Précisions importantes :

  • L'abattement de 4 600 euros (personne seule) ou 9 200 euros (couple marié ou pacsé) s'applique chaque année sur l'ensemble des rachats effectués sur tous vos contrats d'assurance vie.
  • Le seuil de 150 000 euros s'apprécie sur le cumul des versements nets de l'ensemble de vos contrats d'assurance vie, et non contrat par contrat.
  • L'option pour le barème progressif de l'impôt sur le revenu peut être avantageuse si votre TMI est inférieure à 12,8 % (soit les contribuables dans la tranche à 0 % ou 11 %).

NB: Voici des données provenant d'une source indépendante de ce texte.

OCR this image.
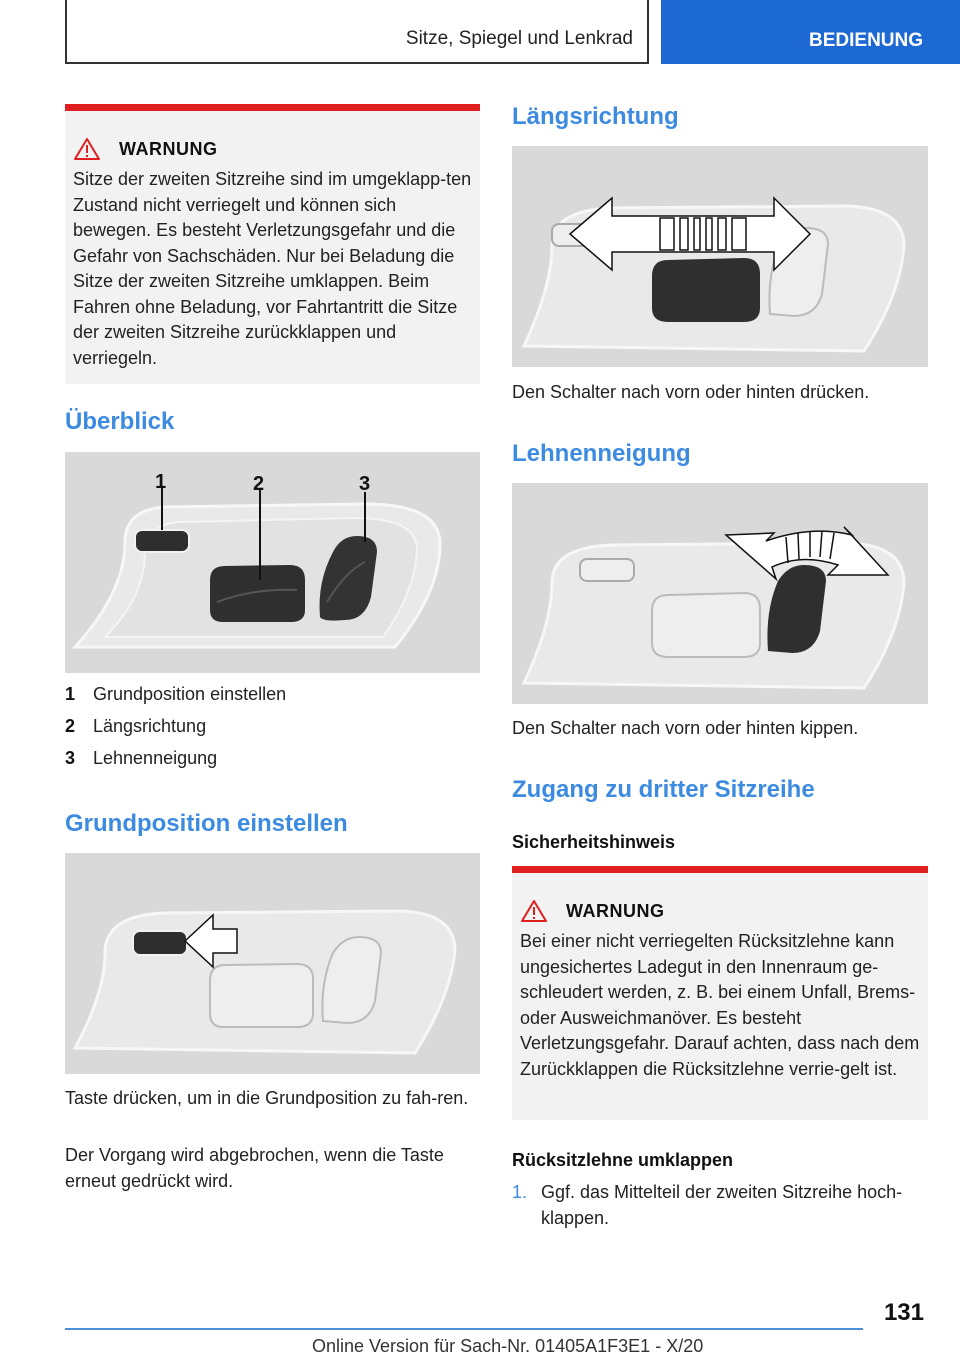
Sitze, Spiegel und Lenkrad	BEDIENUNG
WARNUNG

Sitze der zweiten Sitzreihe sind im umgeklapp-ten Zustand nicht verriegelt und können sich bewegen. Es besteht Verletzungsgefahr und die Gefahr von Sachschäden. Nur bei Beladung die Sitze der zweiten Sitzreihe umklappen. Beim Fahren ohne Beladung, vor Fahrtantritt die Sitze der zweiten Sitzreihe zurückklappen und verriegeln.

Überblick
1	2	3
1 Grundposition einstellen
2 Längsrichtung
3 Lehnenneigung
Grundposition einstellen

Taste drücken, um in die Grundposition zu fah-ren.

Der Vorgang wird abgebrochen, wenn die Taste erneut gedrückt wird.

Längsrichtung

Den Schalter nach vorn oder hinten drücken.

Lehnenneigung

Den Schalter nach vorn oder hinten kippen.

Zugang zu dritter Sitzreihe
Sicherheitshinweis
WARNUNG

Bei einer nicht verriegelten Rücksitzlehne kann ungesichertes Ladegut in den Innenraum ge-schleudert werden, z. B. bei einem Unfall, Brems- oder Ausweichmanöver. Es besteht Verletzungsgefahr. Darauf achten, dass nach dem Zurückklappen die Rücksitzlehne verrie-gelt ist.

Rücksitzlehne umklappen
1. Ggf. das Mittelteil der zweiten Sitzreihe hoch-klappen.
131
Online Version für Sach-Nr. 01405A1F3E1 - X/20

Pour un panorama complet de la fiscalité de l'assurance vie, consultez notre guide fiscal détaillé.

Exemple 2 : Stratégie d'optimisation des rachats partiels avec l'abattement annuel

Profil : Bernard et Françoise, 63 ans, mariés. Ils sont retraités et disposent d'un contrat d'assurance vie commun ayant plus de 12 ans d'antériorité. Ils souhaitent compléter leur pension de retraite avec des retraits réguliers.

Situation du contrat :

  • Versements nets : 200 000 euros (effectués avant et après le 27/09/2017, totalité des primes nettes < 150 000 euros par assuré)
  • Encours total : 310 000 euros
  • Plus-values : 110 000 euros
  • Ratio de gains : 110 000 / 310 000 = 35,5 %

Objectif : retirer 20 000 euros par an sans payer d'impôt (hors prélèvements sociaux).

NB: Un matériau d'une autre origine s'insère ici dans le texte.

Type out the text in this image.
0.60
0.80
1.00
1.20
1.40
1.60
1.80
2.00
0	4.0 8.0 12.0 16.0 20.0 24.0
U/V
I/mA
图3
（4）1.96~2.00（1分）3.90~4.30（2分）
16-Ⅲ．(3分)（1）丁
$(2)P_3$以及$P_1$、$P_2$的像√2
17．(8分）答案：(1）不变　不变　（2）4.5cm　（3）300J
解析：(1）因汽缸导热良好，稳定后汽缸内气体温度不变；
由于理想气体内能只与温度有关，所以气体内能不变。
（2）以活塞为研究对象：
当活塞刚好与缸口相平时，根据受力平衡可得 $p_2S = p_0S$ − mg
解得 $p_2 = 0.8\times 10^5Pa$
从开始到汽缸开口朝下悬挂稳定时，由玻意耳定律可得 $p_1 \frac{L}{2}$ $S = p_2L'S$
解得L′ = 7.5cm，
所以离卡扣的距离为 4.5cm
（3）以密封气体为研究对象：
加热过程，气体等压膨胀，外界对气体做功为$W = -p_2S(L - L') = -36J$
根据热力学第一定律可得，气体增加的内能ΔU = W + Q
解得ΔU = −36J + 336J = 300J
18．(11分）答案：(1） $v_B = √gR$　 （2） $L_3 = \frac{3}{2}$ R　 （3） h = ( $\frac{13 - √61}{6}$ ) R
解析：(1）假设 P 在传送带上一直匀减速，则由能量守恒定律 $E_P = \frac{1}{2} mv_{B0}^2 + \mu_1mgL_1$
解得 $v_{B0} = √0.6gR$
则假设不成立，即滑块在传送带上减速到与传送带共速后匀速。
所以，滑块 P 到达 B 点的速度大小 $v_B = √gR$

Calcul de la part imposable pour un rachat de 20 000 euros :

  • Part imposable = 20 000 x 35,5 % = 7 100 euros

Fiscalité :

  • Abattement annuel pour un couple : 9 200 euros
  • Comme 7 100 euros < 9 200 euros : zéro euro d'impôt sur le revenu
  • Seuls les prélèvements sociaux de 17,2 % s'appliquent sur les 7 100 euros de gains en UC : 1 221 euros

Résultat : Bernard et Françoise retirent 20 000 euros par an en ne payant que 1 221 euros de prélèvements sociaux, soit une fiscalité effective de 6,1 % sur le montant retiré.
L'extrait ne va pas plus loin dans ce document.